Another way of finding meaning in this morning’s portion comes when we ask what are the current illnesses that fill us with fear and cause suffering, asking ourselves how we might help. In 2017, in an essay entitled “Those Who Turn Away Their Faces: Tzaraat and Stigma,” Rachel Adler writes: Tzaraat is ancient Israel’s version of what I am going to call radical illness, illness that strikes at the root of our being in the world, ravaging our communities, filling witnesses with fear. Radical illness erodes the body and often the self. It takes us and unmakes us. Radical illness seems to us arbitrary; either we do not know how to cure it or why it struck, or we do not know how to contain its spread... The paradigmatic radical illness of our own time is dementia, although AIDS, cancer, Ebola, and bird flu have been or are currently contenders for the title too.” Her article was written in 2017; if it were written today, we would certainly add COVID and fentanyl overdose to the list. We might add loneliness, mental illness, gun violence, toxic anger. As we look at radical illness, we ask, “What can we do?” We think about the efforts to create vaccines and the heroic acts of healing, and even seemingly small acts care that bring dignity. All of these embrace the need to address the current tzaraat in our midst. It also requires political will and awareness.

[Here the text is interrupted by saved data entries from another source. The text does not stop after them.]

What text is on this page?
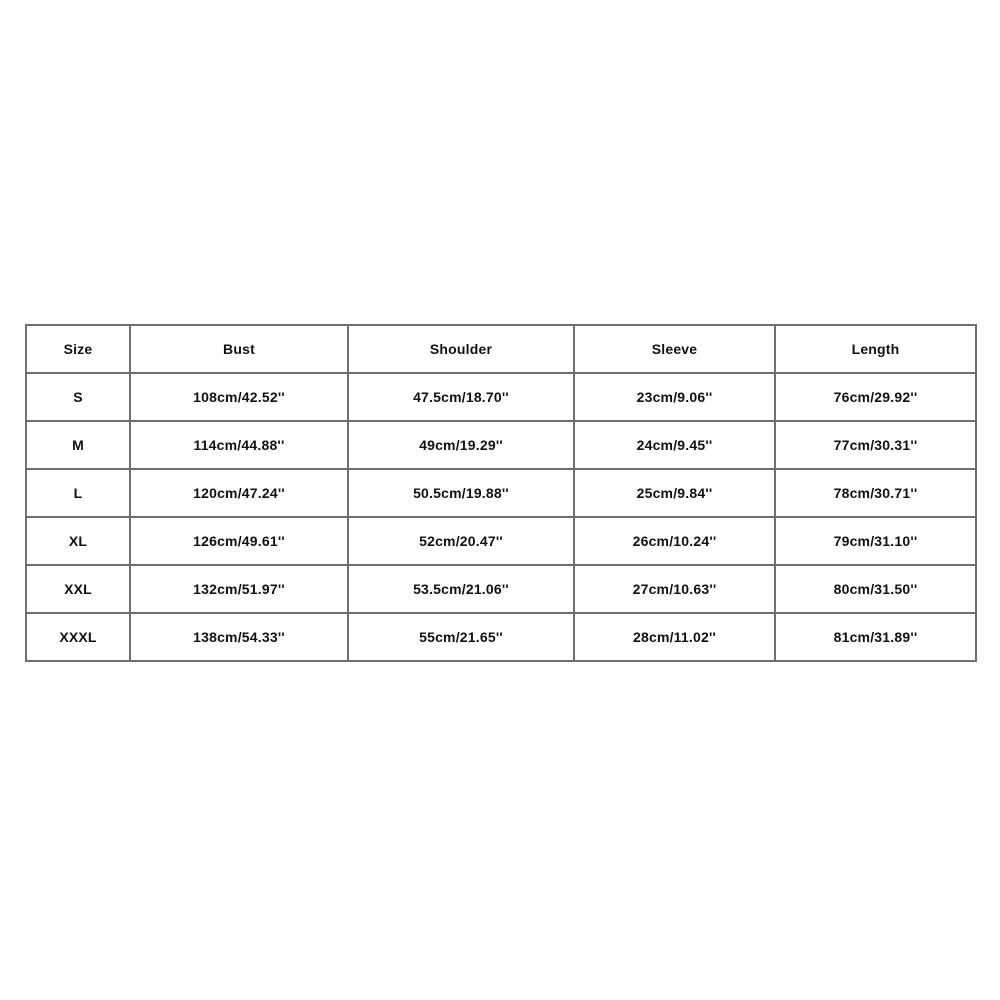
Size	Bust	Shoulder	Sleeve	Length
S	108cm/42.52''	47.5cm/18.70''	23cm/9.06''	76cm/29.92''
M	114cm/44.88''	49cm/19.29''	24cm/9.45''	77cm/30.31''
L	120cm/47.24''	50.5cm/19.88''	25cm/9.84''	78cm/30.71''
XL	126cm/49.61''	52cm/20.47''	26cm/10.24''	79cm/31.10''
XXL	132cm/51.97''	53.5cm/21.06''	27cm/10.63''	80cm/31.50''
XXXL	138cm/54.33''	55cm/21.65''	28cm/11.02''	81cm/31.89''
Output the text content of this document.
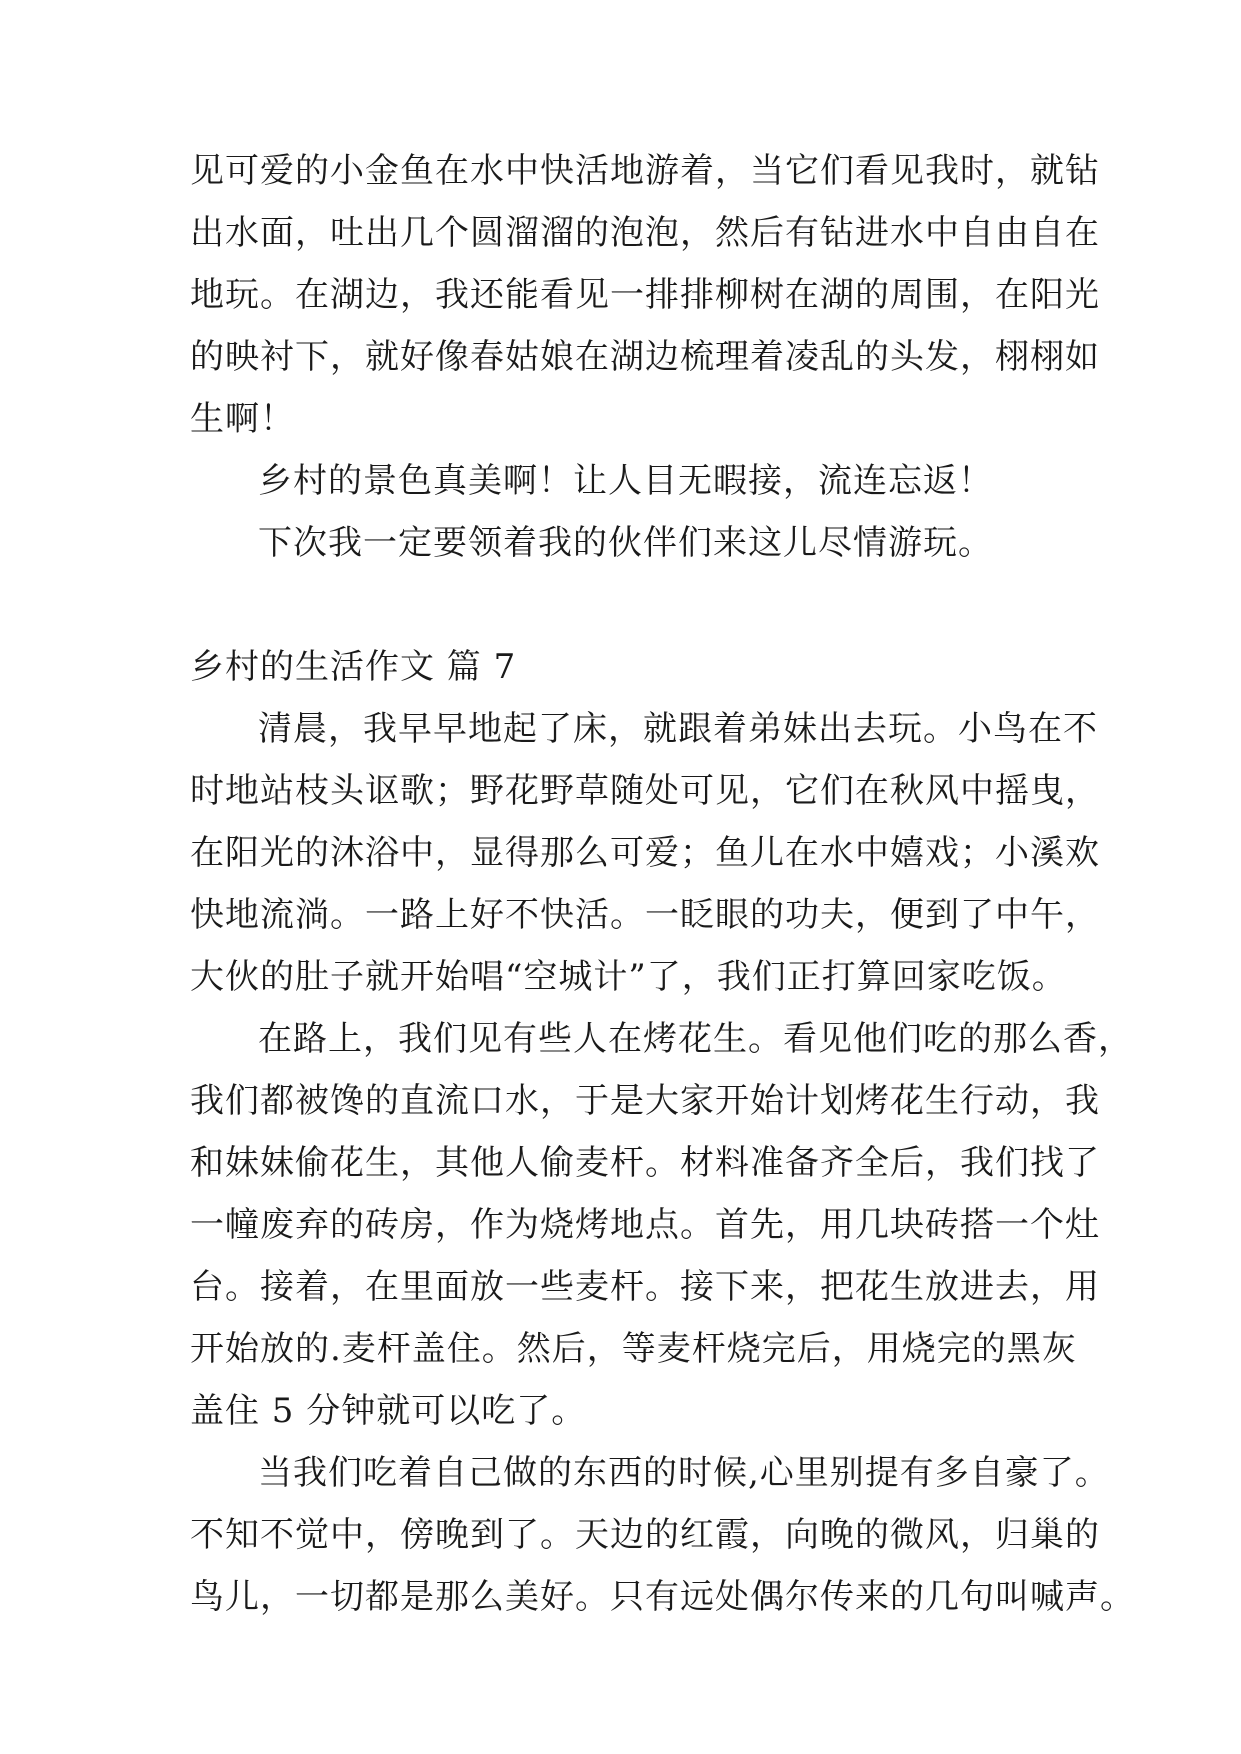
见可爱的小金鱼在水中快活地游着，当它们看见我时，就钻
出水面，吐出几个圆溜溜的泡泡，然后有钻进水中自由自在
地玩。在湖边，我还能看见一排排柳树在湖的周围，在阳光
的映衬下，就好像春姑娘在湖边梳理着凌乱的头发，栩栩如
生啊！
乡村的景色真美啊！让人目无暇接，流连忘返！
下次我一定要领着我的伙伴们来这儿尽情游玩。
乡村的生活作文 篇 7
清晨，我早早地起了床，就跟着弟妹出去玩。小鸟在不
时地站枝头讴歌；野花野草随处可见，它们在秋风中摇曳，
在阳光的沐浴中，显得那么可爱；鱼儿在水中嬉戏；小溪欢
快地流淌。一路上好不快活。一眨眼的功夫，便到了中午，
大伙的肚子就开始唱“空城计”了，我们正打算回家吃饭。
在路上，我们见有些人在烤花生。看见他们吃的那么香，
我们都被馋的直流口水，于是大家开始计划烤花生行动，我
和妹妹偷花生，其他人偷麦杆。材料准备齐全后，我们找了
一幢废弃的砖房，作为烧烤地点。首先，用几块砖搭一个灶
台。接着，在里面放一些麦杆。接下来，把花生放进去，用
开始放的.麦杆盖住。然后，等麦杆烧完后，用烧完的黑灰
盖住 5 分钟就可以吃了。
当我们吃着自己做的东西的时候,心里别提有多自豪了。
不知不觉中，傍晚到了。天边的红霞，向晚的微风，归巢的
鸟儿，一切都是那么美好。只有远处偶尔传来的几句叫喊声。
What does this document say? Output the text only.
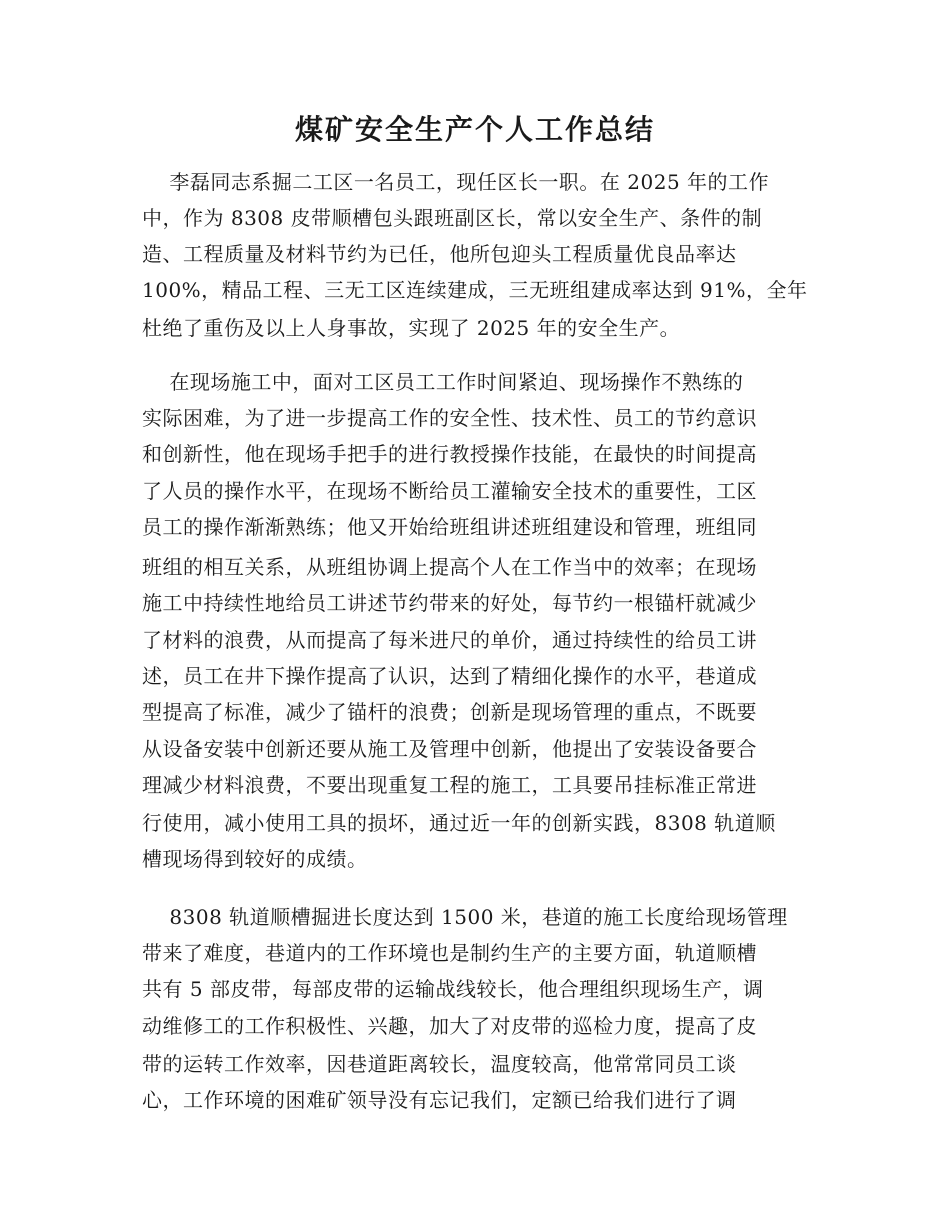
煤矿安全生产个人工作总结
李磊同志系掘二工区一名员工，现任区长一职。在 2025 年的工作
中，作为 8308 皮带顺槽包头跟班副区长，常以安全生产、条件的制
造、工程质量及材料节约为已任，他所包迎头工程质量优良品率达
100%，精品工程、三无工区连续建成，三无班组建成率达到 91%，全年
杜绝了重伤及以上人身事故，实现了 2025 年的安全生产。
在现场施工中，面对工区员工工作时间紧迫、现场操作不熟练的
实际困难，为了进一步提高工作的安全性、技术性、员工的节约意识
和创新性，他在现场手把手的进行教授操作技能，在最快的时间提高
了人员的操作水平，在现场不断给员工灌输安全技术的重要性，工区
员工的操作渐渐熟练；他又开始给班组讲述班组建设和管理，班组同
班组的相互关系，从班组协调上提高个人在工作当中的效率；在现场
施工中持续性地给员工讲述节约带来的好处，每节约一根锚杆就减少
了材料的浪费，从而提高了每米进尺的单价，通过持续性的给员工讲
述，员工在井下操作提高了认识，达到了精细化操作的水平，巷道成
型提高了标准，减少了锚杆的浪费；创新是现场管理的重点，不既要
从设备安装中创新还要从施工及管理中创新，他提出了安装设备要合
理减少材料浪费，不要出现重复工程的施工，工具要吊挂标准正常进
行使用，减小使用工具的损坏，通过近一年的创新实践，8308 轨道顺
槽现场得到较好的成绩。
8308 轨道顺槽掘进长度达到 1500 米，巷道的施工长度给现场管理
带来了难度，巷道内的工作环境也是制约生产的主要方面，轨道顺槽
共有 5 部皮带，每部皮带的运输战线较长，他合理组织现场生产，调
动维修工的工作积极性、兴趣，加大了对皮带的巡检力度，提高了皮
带的运转工作效率，因巷道距离较长，温度较高，他常常同员工谈
心，工作环境的困难矿领导没有忘记我们，定额已给我们进行了调
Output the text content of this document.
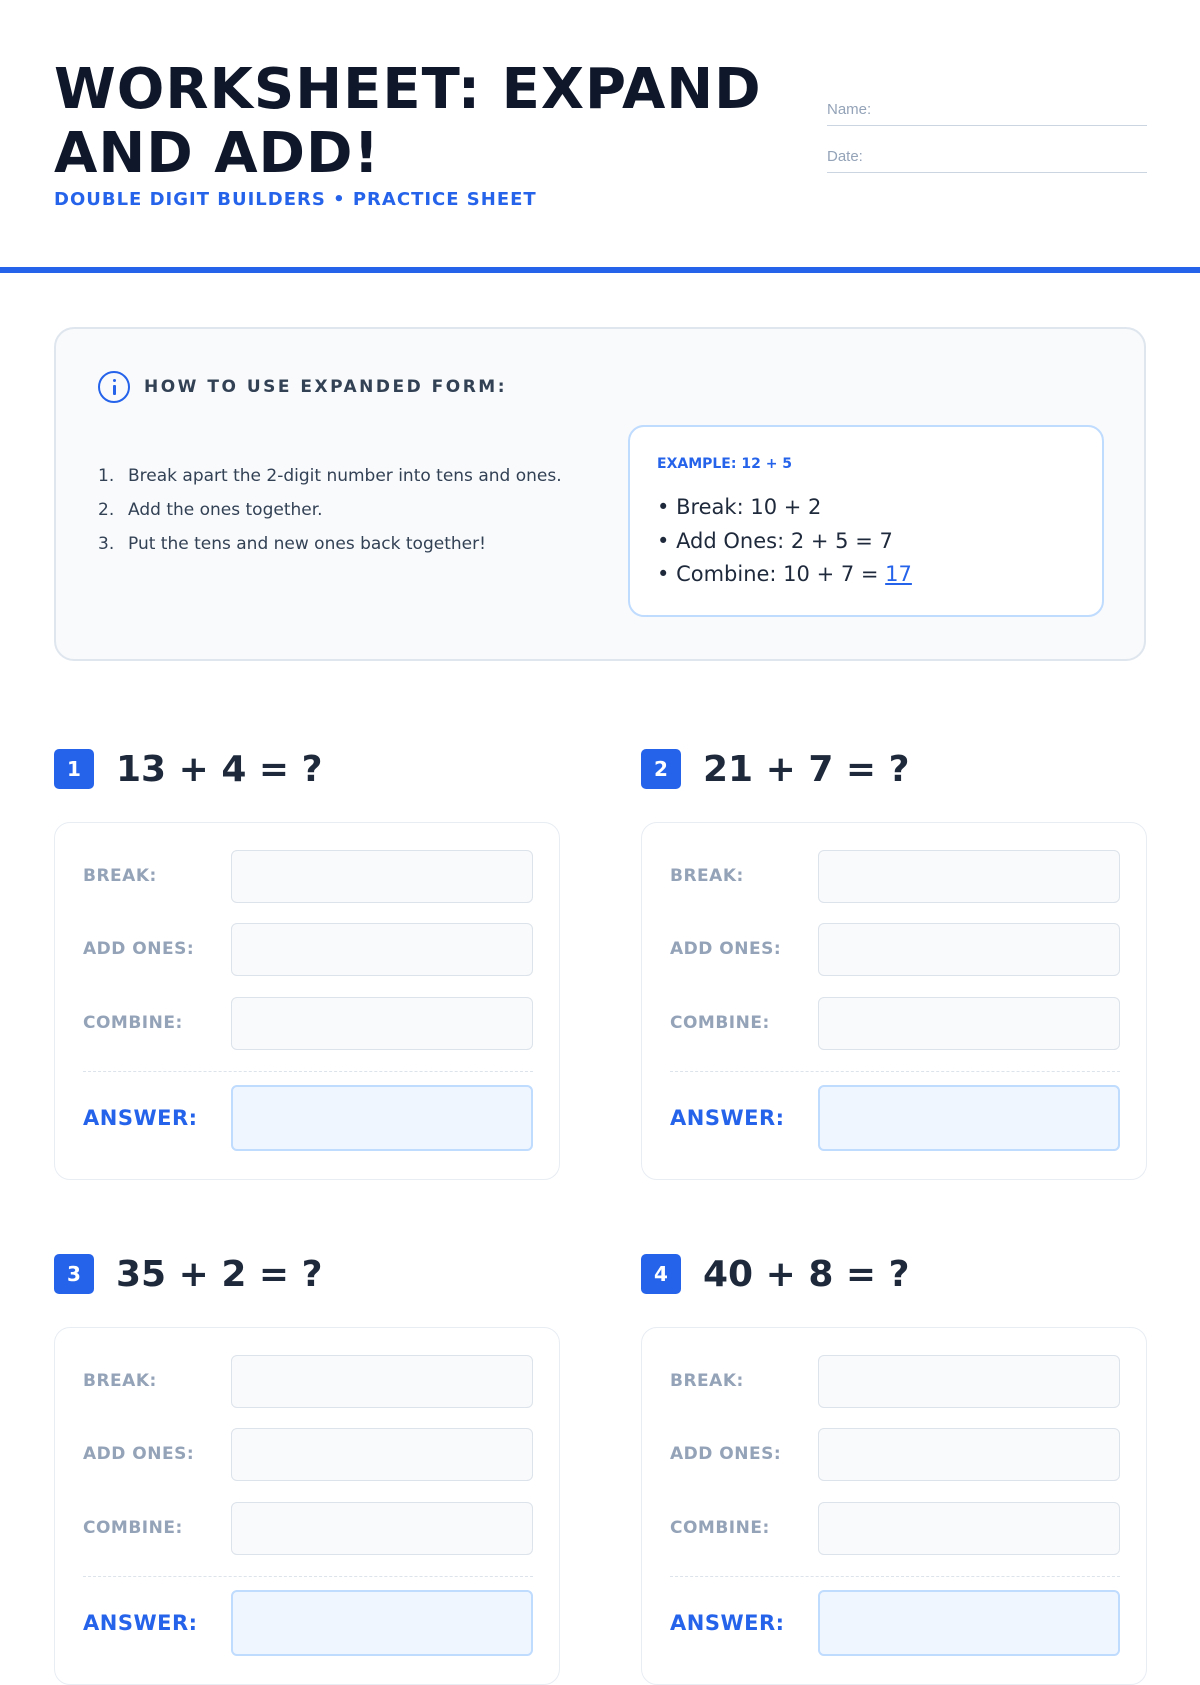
WORKSHEET: EXPAND AND ADD!
DOUBLE DIGIT BUILDERS • PRACTICE SHEET
Name:
Date:
HOW TO USE EXPANDED FORM:
1. Break apart the 2-digit number into tens and ones.
2. Add the ones together.
3. Put the tens and new ones back together!
EXAMPLE: 12 + 5
• Break: 10 + 2
• Add Ones: 2 + 5 = 7
• Combine: 10 + 7 = 17
1 13 + 4 = ?
BREAK:
ADD ONES:
COMBINE:
ANSWER:
2 21 + 7 = ?
BREAK:
ADD ONES:
COMBINE:
ANSWER:
3 35 + 2 = ?
BREAK:
ADD ONES:
COMBINE:
ANSWER:
4 40 + 8 = ?
BREAK:
ADD ONES:
COMBINE:
ANSWER:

Columnist Nicholas Kristoff wrote about how President George W. Bush started a mammoth program to fight HIV and AIDS 20 years ago. Kristoff writes that Bush’s efforts, “Turned the tide of the epidemic and has saved 25 million lives so far.” Think of it; 25 million lives. Kristoff quotes rock star, activist, and humanitarian Bono’s reflections on Bush’s efforts: “The most eloquent expression of American values anyone can think of in recent times.” Let’s honor those that did the right thing and provided American leadership to rein in one of the deadliest epidemics in history and let it remind us what we are capable of. Kristoff extends the challenge of finding cures with these words: “Bush’s efforts can be a model for other historic interventions. How about ensuring that every child worldwide can at least finish primary school? What about seeking to eliminate the curse of child poverty in America?” There are solutions, and our study of tzar’a’at reminds us of the work we need to do.

Let’s emulate the Priest; seeing pain and bringing people back into community and identifying suffering that we can heal with focused efforts. This is every day and every person. One last detail of the how the person with tzaraat is returned to community. The ritual for the purification of the metzorah when their illness remits is certainly strange; after shaving their hair and immersing in water, they offer the chattat, the blood of which is dabbed on their right ear, thumb, and finger. Why would we do this? This seemingly strange act is quite similar to the ritual for anointing Aaron’s sons as High Priests. The ritual seems to say, this afflicted individual is as holy and as pure as the High Priest. We see the person with tzaraat as the equivalent of the son of Aaron the High Priest, essentially saying to those who have suffered, “You are the highest example of holiness, just like the High Priest.” We restore dignity and eliminate stigma and shame. This is our sacred task.  By listening, seeing, creating space to share pain, and welcoming back to community we treat people like the High Priest.

You are all Priests, capable of being healers and finding healing. Let’s embrace the intimacy of the ritual of treating the metzora as a High Priest, with dignity and love. The healing power of community has the capacity to bring in those who are outside. We are meant to be healers and there are times when we need healing. Let us live in every way seeing ourselves as worthy of being the High Priest and treating others as if they indeed are the High Priest.